Common sense not so common at municipal hall

Common sense not so common at municipal hall

In a move that seemed intent to prove Will Rogers’ observation that “common sense just ain’t that common,” Sooke municipal hall was moved Friday to sweep down on the Charters Creek Salmon Hatchery with a vigour not seen since the days of Elliot Ness and the prohibition.

They issued a stop work order on the volunteer-driven initiative, causing at least one longtime volunteer to quit, saying he was nauseated by the action of the municipality.

RELATED: Stop work order at Sooke salmon hatchery devastates volunteers

The project, you’ll recall, is completely volunteer driven with locals giving up thousands of hours of labour and hundreds of thousands of dollars to improve the community.

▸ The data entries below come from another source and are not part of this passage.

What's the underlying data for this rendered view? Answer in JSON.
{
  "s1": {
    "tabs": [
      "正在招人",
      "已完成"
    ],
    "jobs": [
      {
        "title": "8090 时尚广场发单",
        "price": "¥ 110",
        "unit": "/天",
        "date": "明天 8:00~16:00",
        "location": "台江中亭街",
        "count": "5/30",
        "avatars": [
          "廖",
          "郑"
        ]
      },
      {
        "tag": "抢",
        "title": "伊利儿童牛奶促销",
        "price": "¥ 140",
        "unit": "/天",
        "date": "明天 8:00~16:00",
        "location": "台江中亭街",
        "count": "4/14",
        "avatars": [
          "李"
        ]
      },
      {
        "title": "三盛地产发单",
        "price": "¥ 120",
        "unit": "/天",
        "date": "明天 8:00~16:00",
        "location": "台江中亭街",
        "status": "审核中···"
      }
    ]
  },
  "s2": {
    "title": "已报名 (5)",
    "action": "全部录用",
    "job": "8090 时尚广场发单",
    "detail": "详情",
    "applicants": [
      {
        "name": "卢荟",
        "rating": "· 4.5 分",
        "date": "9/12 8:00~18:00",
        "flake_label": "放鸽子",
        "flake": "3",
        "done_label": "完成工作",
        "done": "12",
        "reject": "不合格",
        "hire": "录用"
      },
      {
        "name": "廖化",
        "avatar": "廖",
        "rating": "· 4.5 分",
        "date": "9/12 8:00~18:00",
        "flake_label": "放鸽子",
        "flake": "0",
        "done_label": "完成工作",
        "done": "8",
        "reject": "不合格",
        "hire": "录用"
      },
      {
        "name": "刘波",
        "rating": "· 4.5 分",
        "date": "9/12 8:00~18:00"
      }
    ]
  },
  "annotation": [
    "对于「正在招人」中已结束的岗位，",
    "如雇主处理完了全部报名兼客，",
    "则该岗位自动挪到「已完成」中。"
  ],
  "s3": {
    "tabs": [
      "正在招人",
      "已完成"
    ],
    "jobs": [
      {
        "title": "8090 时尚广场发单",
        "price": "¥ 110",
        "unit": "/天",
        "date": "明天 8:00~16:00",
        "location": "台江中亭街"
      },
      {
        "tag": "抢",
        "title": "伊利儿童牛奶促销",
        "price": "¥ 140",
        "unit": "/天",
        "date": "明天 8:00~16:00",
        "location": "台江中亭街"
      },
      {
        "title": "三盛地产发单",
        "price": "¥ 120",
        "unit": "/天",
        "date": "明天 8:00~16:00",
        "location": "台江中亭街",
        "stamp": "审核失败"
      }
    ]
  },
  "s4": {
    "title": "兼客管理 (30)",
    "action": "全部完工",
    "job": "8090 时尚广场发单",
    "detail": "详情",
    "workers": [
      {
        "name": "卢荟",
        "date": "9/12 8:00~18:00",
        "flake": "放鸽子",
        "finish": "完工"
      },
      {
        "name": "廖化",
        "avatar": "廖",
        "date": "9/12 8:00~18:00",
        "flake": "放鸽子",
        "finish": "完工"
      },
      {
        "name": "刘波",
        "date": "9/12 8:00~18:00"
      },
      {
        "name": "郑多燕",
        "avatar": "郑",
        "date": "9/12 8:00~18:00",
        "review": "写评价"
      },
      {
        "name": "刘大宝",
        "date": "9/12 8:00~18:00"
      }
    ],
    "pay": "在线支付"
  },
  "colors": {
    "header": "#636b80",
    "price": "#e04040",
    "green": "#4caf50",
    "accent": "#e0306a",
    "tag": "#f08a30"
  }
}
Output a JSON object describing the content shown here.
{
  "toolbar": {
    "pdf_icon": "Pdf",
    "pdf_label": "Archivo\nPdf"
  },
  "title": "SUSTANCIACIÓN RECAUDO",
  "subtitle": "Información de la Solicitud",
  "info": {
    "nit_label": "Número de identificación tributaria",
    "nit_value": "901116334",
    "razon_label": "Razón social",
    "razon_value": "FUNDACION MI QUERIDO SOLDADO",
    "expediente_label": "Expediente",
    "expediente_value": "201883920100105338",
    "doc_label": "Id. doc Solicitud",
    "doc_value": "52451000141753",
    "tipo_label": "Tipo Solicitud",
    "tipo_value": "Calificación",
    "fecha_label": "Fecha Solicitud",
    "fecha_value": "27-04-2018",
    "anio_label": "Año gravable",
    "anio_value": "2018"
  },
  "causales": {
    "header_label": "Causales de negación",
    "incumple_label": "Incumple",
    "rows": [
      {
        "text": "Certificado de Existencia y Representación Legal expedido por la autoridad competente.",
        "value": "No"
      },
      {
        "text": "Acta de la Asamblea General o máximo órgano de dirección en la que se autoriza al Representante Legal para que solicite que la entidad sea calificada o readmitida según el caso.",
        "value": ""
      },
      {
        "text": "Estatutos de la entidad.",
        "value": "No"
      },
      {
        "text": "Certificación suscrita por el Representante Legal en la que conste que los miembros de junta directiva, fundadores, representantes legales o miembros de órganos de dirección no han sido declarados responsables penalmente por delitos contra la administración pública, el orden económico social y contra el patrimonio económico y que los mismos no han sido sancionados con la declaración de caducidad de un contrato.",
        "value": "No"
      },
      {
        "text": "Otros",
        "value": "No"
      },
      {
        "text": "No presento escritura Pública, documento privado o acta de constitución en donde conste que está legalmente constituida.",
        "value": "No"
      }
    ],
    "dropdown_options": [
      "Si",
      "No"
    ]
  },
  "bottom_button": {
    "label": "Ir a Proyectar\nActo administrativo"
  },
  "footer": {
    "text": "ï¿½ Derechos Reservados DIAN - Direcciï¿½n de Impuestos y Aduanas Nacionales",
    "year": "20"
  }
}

But the volunteers at the hatchery, it seemed, had made the decision to go ahead with the construction of the site in violation of the rules. Seeing the backlog of building permit applications at the Municipal Hall and, knowing that they had very strict timelines to add another half million young salmon into the ecosystem, they had proceeded to build without the necessary permits in place.

That’s not to say that they did it in secret. They had been in regular contact with municipal bureaucrats right up to the day of the stop work order and were trying to accommodate the municipality’s engineering requirements as quickly and as best they could.

But red tape is red tape, it seems.

When the work stopped and the municipality’s action became known in the community, there was an outcry that left politicians and bureaucrats alike scrambling for a way to undo the damage they’d caused.

Phone calls were made and the mayor and council became personally involved to fix the problem, offering support that came far too late.

Of course, rules should be obeyed but Sooke is a small municipality and this problem could have been seen coming months ago.

The situation was a chance for the municipal hall and elected officials to be proactive and demonstrate their vision and their support for the volunteers that are the beating heart of Sooke.

But instead of offering early assistance to the project, Sooke’s politicians and bureaucrats watched as the situation worsened and then overreacted with a heavy-handed response that left many shaking their head with disgust.

Let’s hope that the experience serves to enlighten those who created this chaos and remind them that, 20 years from now, they’ll be remembered more by the things they didn’t do than by their accomplishments.